Informatica and the Power of Data Virtualization
From Informatica's viewpoint, being realistic about data virtualization shouldn't mean adjusting -- or curbing-- your expectations of what the technology can do.
- By Stephen Swoyer
Ash Parikh, director of product marketing for Informatica Corp., says he's as enthusiastic about data virtualization (DV) as any of his competitors, but he says Informatica is more realistic about DV than its competitors, too.
There's a catch, however. From Parikh's perspective, being realistic shouldn't mean adjusting -- or curbing, for that matter -- your expectations. That's at the core of Informatica Data Services (IDS), the data virtualization services platform Informatica launched last year.
"What if in data virtualization you could actually do profiling in mid-stream, on federated data? You're saving time, right? What if you could actually enforce the data quality, the cleansing, the masking, and all of the rich rules in real-time [for] federated data?" he asks.
"You have to do all of this in flight, and [some of our competitors] will tell you, 'No one can do that!' However, if data virtualization is going to be successful, it needs to be optimized as an end-to-end process. This is why you need a data integration vendor who truly understands the end-to-end flow."
Of course, DV seems to imply (or assume) some degree of data federation (DF), whether it's federation in a pragmatic sense (in which DF is used to create a virtual view of heterogeneous, siloed, or otherwise-unmanaged data sources) or federation in a high-level sense -- i.e., a virtual view of multiple managed data sources, be they data marts, data warehouses, operational repositories, and so on.
Parikh doesn't dispute this. In fact, he concedes, DV itself addresses one or both of these use cases. What seems to irk him most is the claim that data federation is somehow an extra- or super-DI practice. Parikh dismisses this as misguided.
"From the beginning, some of the traditional data federation vendors treated federation [as] outside the purview of core data integration. What we [at Informatica] said is that data federation is a subset of all the things you're going to do in the data integration space. To an architect, that translates into a single environment for both data federation and traditional data integration," he explains. DF players who've argued the contrary tended to do so to offset their own technological limitations or their limited perspective, Parikh argues.
This is doubly the case in the Brave New World of DV, he continues.
"If I were a customer, the first thing I'd ask is 'When I create these virtual views, am I going to need a separate tool to virtualize or move that data into a persistent store, like a DW?'" Parikh explains. "But why would you need a separate tool? Why would you want to pay for the training or [the] skills ... to understand a whole new tool? In data virtualization, there are use cases for data federation or traditional data integration. It makes more sense to offer both in a single environment."
Informatica's two-tools-in-a-toolbox argument could be seen as likewise self-serving, but Parikh doesn't think so. "It isn't a question of our not being able to do [data federation]. What we're saying is, we can provide you with a virtual view, and we can provide you with all of the ETL-like data transformations that you like. We're now providing those [transformations] in real-time, to a virtual view as [data] is in-flight. We do that even with DQ transformations and with data masking. Imagine how complex that is!" he argues.
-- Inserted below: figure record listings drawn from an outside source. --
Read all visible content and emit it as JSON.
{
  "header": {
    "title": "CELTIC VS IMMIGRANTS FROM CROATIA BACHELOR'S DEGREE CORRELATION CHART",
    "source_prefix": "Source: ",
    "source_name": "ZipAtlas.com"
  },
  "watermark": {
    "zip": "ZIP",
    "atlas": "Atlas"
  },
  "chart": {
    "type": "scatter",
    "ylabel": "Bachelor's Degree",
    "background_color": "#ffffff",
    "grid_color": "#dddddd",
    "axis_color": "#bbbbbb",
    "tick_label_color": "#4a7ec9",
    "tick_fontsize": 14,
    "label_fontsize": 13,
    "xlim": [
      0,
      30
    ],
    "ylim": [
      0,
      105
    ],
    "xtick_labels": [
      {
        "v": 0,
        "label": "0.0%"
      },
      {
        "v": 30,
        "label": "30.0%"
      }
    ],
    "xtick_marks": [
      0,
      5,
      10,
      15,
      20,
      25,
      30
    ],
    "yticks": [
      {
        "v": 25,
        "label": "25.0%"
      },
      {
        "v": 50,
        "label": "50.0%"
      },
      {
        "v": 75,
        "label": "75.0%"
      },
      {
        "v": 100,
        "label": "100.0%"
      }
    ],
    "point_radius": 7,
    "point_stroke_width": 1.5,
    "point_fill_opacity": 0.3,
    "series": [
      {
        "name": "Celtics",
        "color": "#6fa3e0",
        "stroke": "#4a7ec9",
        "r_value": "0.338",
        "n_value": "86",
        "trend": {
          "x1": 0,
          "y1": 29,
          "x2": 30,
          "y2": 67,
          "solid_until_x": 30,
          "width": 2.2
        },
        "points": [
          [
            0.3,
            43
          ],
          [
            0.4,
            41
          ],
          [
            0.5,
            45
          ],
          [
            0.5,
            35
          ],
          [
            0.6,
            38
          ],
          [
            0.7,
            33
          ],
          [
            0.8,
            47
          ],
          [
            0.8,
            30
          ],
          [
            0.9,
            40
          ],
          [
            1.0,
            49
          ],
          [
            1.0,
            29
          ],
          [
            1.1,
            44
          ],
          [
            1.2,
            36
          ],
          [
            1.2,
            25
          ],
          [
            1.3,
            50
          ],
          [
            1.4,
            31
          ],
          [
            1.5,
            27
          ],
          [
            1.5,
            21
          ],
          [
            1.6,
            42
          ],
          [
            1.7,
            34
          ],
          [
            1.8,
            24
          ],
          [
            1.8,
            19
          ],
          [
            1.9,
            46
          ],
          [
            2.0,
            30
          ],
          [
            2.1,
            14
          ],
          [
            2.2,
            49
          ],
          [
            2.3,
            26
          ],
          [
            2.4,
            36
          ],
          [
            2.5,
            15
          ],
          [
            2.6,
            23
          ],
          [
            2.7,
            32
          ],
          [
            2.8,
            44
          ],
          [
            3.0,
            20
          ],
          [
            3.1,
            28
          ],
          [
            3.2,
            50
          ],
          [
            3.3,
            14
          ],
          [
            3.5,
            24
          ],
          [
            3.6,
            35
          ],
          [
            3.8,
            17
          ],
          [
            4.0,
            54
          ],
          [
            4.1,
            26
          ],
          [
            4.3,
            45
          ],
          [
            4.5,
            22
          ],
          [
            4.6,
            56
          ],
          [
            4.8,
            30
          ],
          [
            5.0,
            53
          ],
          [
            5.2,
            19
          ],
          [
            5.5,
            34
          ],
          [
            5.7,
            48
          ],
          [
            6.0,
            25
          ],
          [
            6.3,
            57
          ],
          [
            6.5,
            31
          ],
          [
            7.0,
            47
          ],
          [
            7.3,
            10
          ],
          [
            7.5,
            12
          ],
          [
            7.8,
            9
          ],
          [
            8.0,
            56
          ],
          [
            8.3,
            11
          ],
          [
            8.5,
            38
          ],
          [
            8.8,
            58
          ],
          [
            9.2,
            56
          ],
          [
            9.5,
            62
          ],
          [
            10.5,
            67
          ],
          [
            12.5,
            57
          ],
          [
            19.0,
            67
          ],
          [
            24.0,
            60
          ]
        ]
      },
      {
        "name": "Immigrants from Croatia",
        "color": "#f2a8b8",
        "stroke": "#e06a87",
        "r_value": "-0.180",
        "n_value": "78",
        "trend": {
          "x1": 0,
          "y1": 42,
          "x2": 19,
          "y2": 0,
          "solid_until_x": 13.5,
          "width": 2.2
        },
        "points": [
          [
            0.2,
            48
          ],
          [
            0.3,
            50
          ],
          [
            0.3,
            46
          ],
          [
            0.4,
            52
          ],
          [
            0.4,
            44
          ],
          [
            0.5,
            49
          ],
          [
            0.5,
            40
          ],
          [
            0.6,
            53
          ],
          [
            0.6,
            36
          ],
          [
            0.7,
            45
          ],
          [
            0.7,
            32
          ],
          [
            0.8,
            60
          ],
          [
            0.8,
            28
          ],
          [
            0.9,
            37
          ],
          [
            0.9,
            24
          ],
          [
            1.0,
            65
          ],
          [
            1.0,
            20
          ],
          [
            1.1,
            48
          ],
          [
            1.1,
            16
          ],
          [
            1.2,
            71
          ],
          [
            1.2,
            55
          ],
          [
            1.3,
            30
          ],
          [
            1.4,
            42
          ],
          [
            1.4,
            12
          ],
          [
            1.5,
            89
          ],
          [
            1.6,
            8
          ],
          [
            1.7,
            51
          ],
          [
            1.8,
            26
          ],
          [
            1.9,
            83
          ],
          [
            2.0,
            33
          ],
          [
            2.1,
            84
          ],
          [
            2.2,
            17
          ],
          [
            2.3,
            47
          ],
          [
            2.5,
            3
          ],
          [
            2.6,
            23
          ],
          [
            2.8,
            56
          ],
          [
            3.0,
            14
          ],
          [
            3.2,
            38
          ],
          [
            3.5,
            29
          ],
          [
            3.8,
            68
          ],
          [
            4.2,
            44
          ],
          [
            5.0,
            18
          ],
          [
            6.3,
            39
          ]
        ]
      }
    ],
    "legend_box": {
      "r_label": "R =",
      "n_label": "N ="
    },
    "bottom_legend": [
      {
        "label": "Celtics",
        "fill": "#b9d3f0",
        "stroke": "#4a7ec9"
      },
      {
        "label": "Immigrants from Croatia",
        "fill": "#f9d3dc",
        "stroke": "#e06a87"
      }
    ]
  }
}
The beauty of data virtualization, as Parikh sees it, is that it enables faster, richer collaboration between DI architects and the line-of-business. That's been a big problem -- it's arguably been the Big Problem -- from the beginning
"The problem was that the business got involved too late. By the time [IT] delivered [connectivity to the requested data sources], it could be weeks or months, and what if they missed [the mark]? What if [users] can't access specific data, or they can't access it in the best or the mostly highly-optimized way?" he points out.
"The business user needs to be the person who owns the data, because the business user tends to be the person who knows the data best. So ... let them own the creation of a data model or these business rules, these masking rules, [of] all of the different policies they need to create. IT is not losing control; they're bringing the business user much closer to what they truly need to do."
This is what makes DV so compelling, Parikh argues: in some cases, it can radically accelerate the data integration timetable, shifting the period from "days or weeks or months down to a hours or even minutes."
Secondly and most importantly, it emphasizes the involvement of the business at a very early stage -- e.g., the creation of logical objects -- and likewise promises to give the business an ownership stake in the project.
"Our approach is to have IT work with the business to create logical objects. You might take one of these [logical objects] and point to it and say, 'This is going to support applications that are talking SQL,' but in the very next minute you might say, 'I want this [logical object] to support Web services.' With just a click, you can have it point to SQL, to Web services, or even to batch," he says.